Marvelous, esoteric, mystic(?) Mallarmé, you have such good taste in Literature, @godflesh, and so similar to my own :D
Here's a favorite quote of his, I often return to:
To be honest, I really love much more to read someone talk about Mallarmé as Maurice Blancho. Mallarmé is one of this artist which affect me very much, not for the things he writes, but for the things pepolewrites about him. I am still familiar with a few of his letters and poems, but not with all his work, I postpone it for a distant future and I dream more about who he is :)
But yes we have very similar taste. I think the primary source are the same.
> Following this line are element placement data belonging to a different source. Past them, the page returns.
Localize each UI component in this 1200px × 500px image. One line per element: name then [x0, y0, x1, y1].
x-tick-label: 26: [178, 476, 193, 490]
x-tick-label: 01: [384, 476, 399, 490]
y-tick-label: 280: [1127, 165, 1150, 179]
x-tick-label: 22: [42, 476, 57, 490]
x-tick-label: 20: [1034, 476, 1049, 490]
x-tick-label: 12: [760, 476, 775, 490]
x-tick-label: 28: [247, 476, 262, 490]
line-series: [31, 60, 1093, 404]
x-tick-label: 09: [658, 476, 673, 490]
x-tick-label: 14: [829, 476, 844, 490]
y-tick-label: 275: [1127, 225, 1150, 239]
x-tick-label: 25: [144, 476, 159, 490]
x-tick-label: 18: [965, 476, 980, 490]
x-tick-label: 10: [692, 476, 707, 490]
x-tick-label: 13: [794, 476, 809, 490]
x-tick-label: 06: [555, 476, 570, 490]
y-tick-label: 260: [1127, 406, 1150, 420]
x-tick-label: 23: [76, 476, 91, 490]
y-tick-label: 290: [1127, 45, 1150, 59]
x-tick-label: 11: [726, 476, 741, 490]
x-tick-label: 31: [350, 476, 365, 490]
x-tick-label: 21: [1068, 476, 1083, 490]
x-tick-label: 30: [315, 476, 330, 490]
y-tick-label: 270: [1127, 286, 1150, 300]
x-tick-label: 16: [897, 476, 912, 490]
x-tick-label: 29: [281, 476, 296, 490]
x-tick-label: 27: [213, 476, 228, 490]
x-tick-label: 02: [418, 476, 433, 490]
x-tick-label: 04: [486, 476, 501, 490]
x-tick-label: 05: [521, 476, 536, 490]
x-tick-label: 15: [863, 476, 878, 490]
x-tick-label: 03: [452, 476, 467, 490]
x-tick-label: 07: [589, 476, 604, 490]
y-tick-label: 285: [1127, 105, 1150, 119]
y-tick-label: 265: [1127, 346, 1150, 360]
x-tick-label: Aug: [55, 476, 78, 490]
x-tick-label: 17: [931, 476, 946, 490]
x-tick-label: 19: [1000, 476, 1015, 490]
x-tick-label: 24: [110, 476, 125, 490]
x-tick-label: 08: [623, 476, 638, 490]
We bend around irrationalists as Nietzsche, Schopenhauer, and Kierkegaard, and then everything from the past and the future that hovers around them again we finds ourself in it.
Yes, Blanchot's Work of Fire! And, I understand what you mean about the myth of Mallarmé, I was under its spell, too. (I'm curious to know how old you are; if you think it impertinent, I understand)
I think I agree with you about the irrationalists and our primary sources although, as I might have mentioned, I've since moved from that world...
I am 29 years old but I am really asocial guy and in most of the time I read :D
With this irrational spirit I understand you... I think my period is coming to leave it too... and i am really depressed about this premonition :D
Wow, that's pretty amazing you're so young (I thought you were in your late 50s, at least).
Asocial is a given, I was, too, at your age and obsessed the way that you are...
Don't be depressed, maybe it's depression that kept you in this claustrophobic space for this long. Part of growing up (in my experience) is to say goodbye to all these brilliant, damaged thinkers and to find my own voice and philosophy :)
You will look back on this stage of your life, one day, and perhaps wonder what took you so long to break free from their seductive chains. There's Light & Life out there!
That's true and inspiring.
Yes :)
wow,what an amazing writeup!!
True :)
Wow. Thank you for sharing. It's such a tragedy that it seems like intellectualism is just a shadow of what it once was. Art, society, politics, it all used to seem full of the witty and well-read. Now it seems like everyone is all image and no substance.